Effects of Immunomodulatory Substances on Phagocytosis of Aβ (1–42) by Human Microglia

Glial activation and increased inflammation characterize neuropathology in Alzheimer's disease (AD). The aim was to develop a model for studying phagocytosis of β-amyloid (Aβ) peptide by human microglia and to test effects thereupon by immunomodulatory substances. Human CHME3 microglia showed intracellular Aβ (1–42) colocalized with lysosome-associated membrane protein-2, indicating phagocytosis. This was increased by interferon-γ, and to a lesser degree with Protollin, a proteosome-based adjuvant.
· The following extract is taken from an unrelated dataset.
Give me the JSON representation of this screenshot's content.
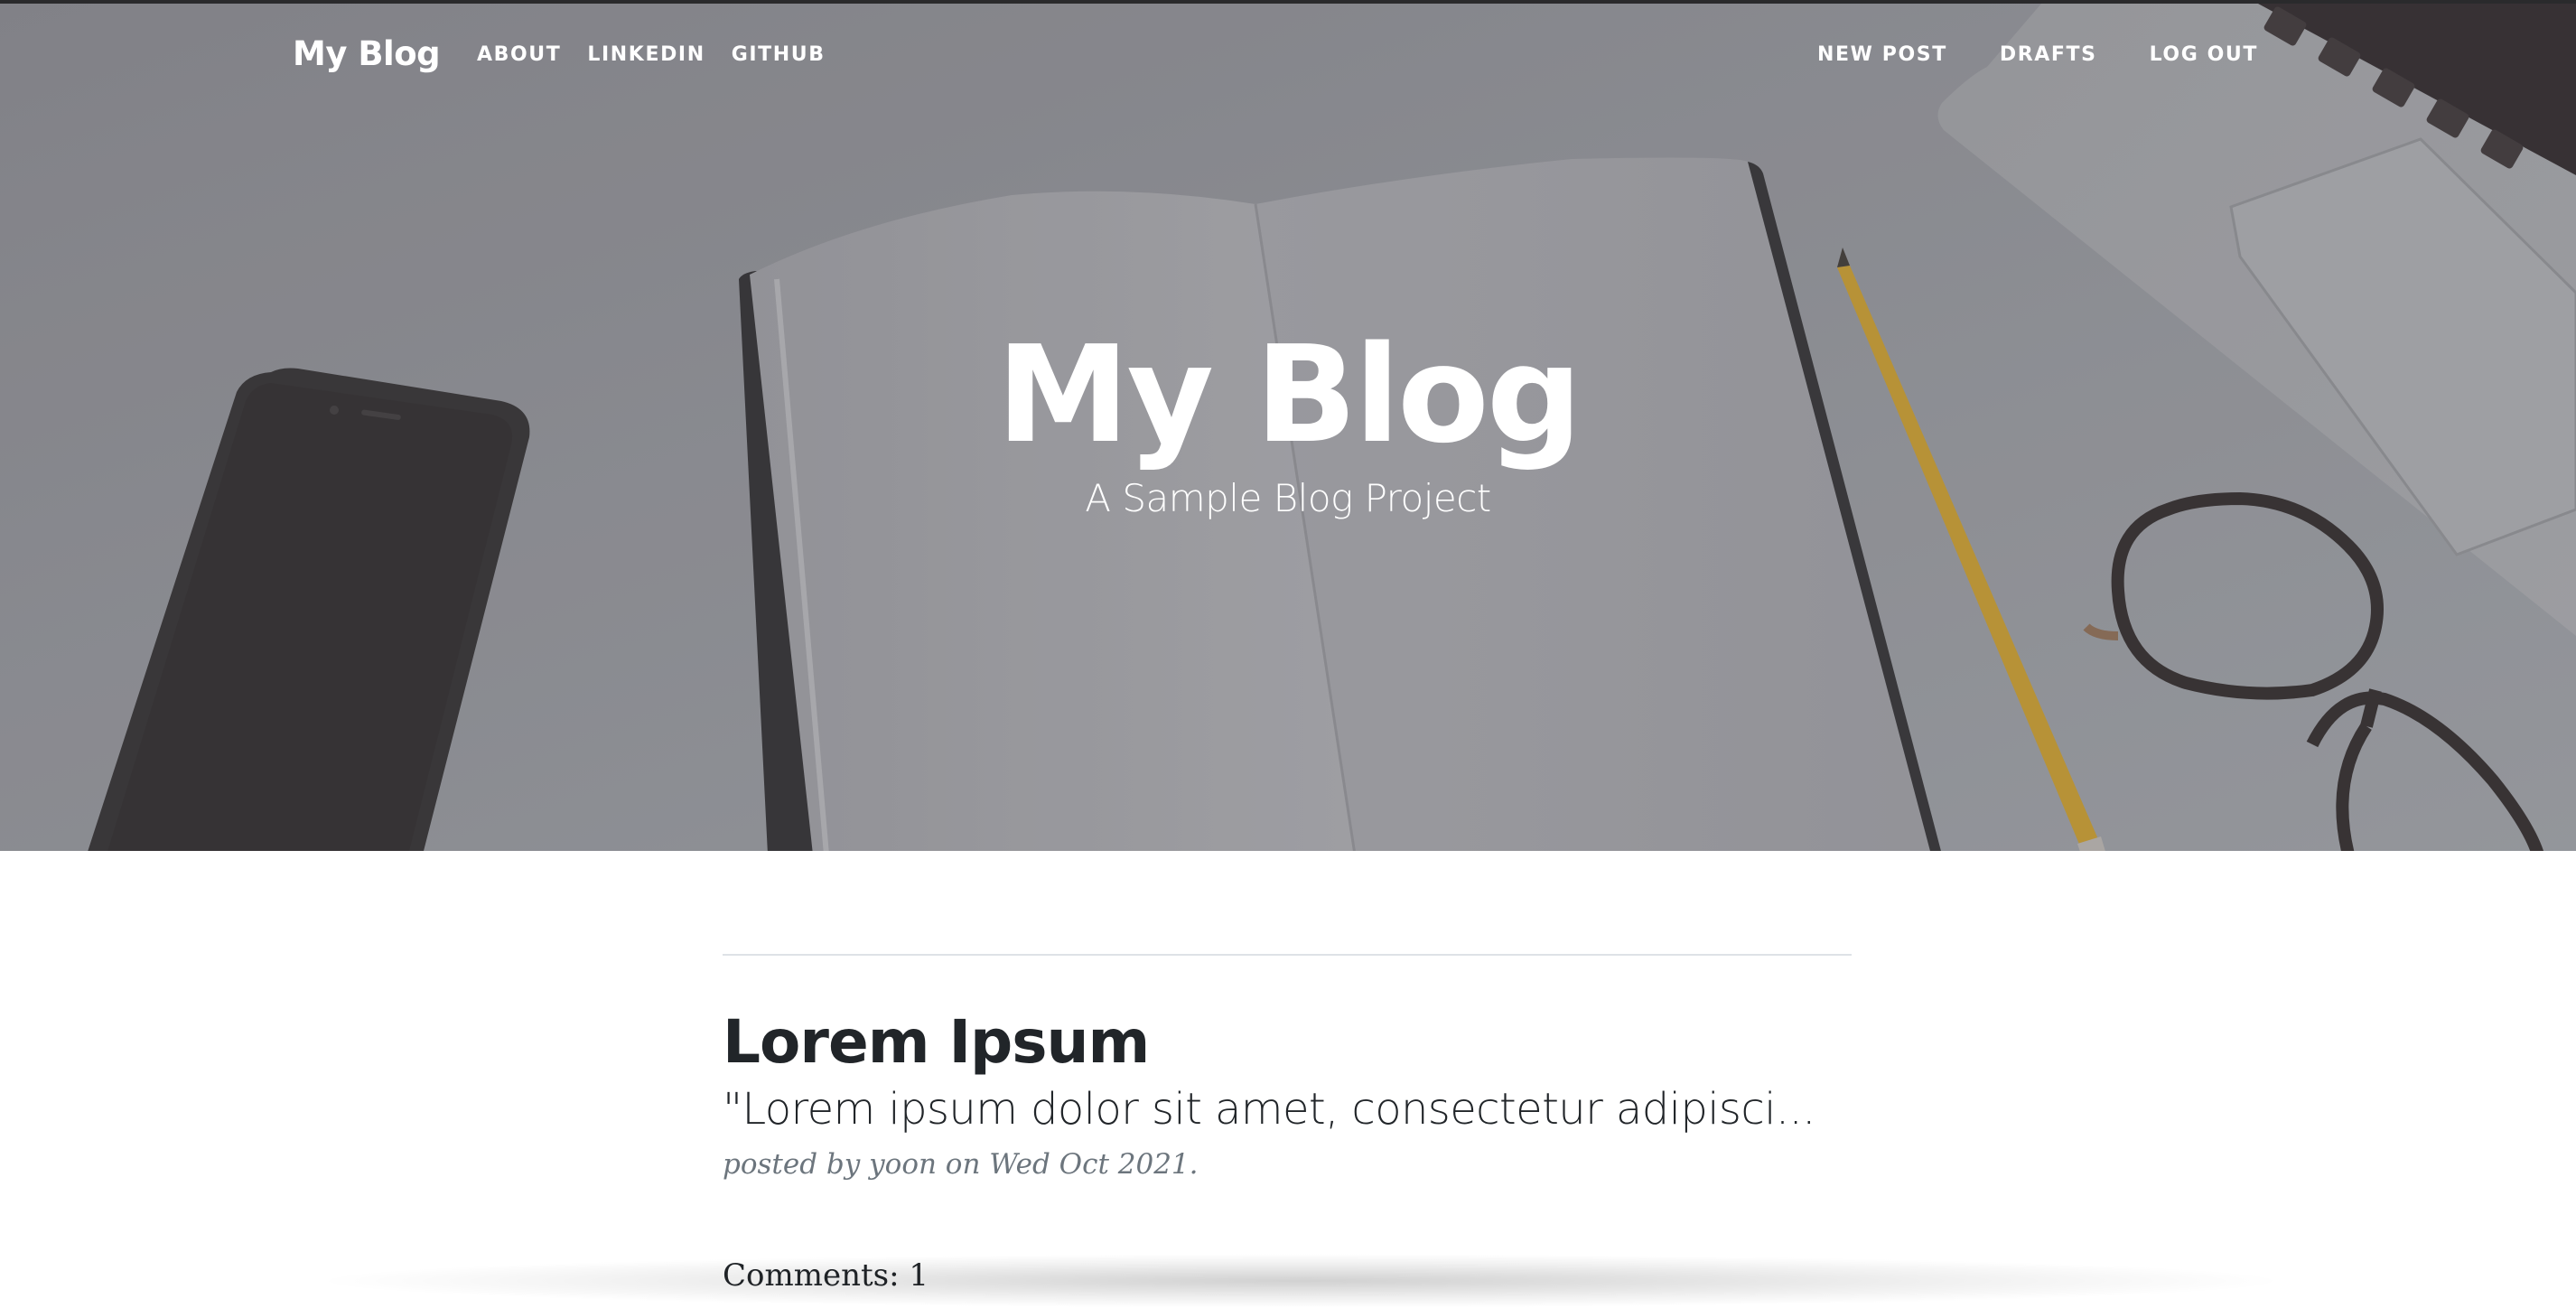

Secretion of brain-derived neurotrophic factor (BDNF) was decreased by Aβ (1–42) and by interferon-γ and interleukin-1β. These cytokines, but not Aβ (1–42), stimulated interleukin-6 release. Microglia which phagocytosed Aβ (1–42) exhibited a higher degree of expression of interleukin-1 receptor type I and inducible nitric oxide synthase. In conclusion, we show that human microglia are able to phagocytose Aβ (1–42) and that this is associated with expression of inflammatory markers. Aβ (1–42) and interferon-γ decreased BDNF secretion suggesting a new neuropathological role for Aβ (1–42) and the inflammation accompanying AD.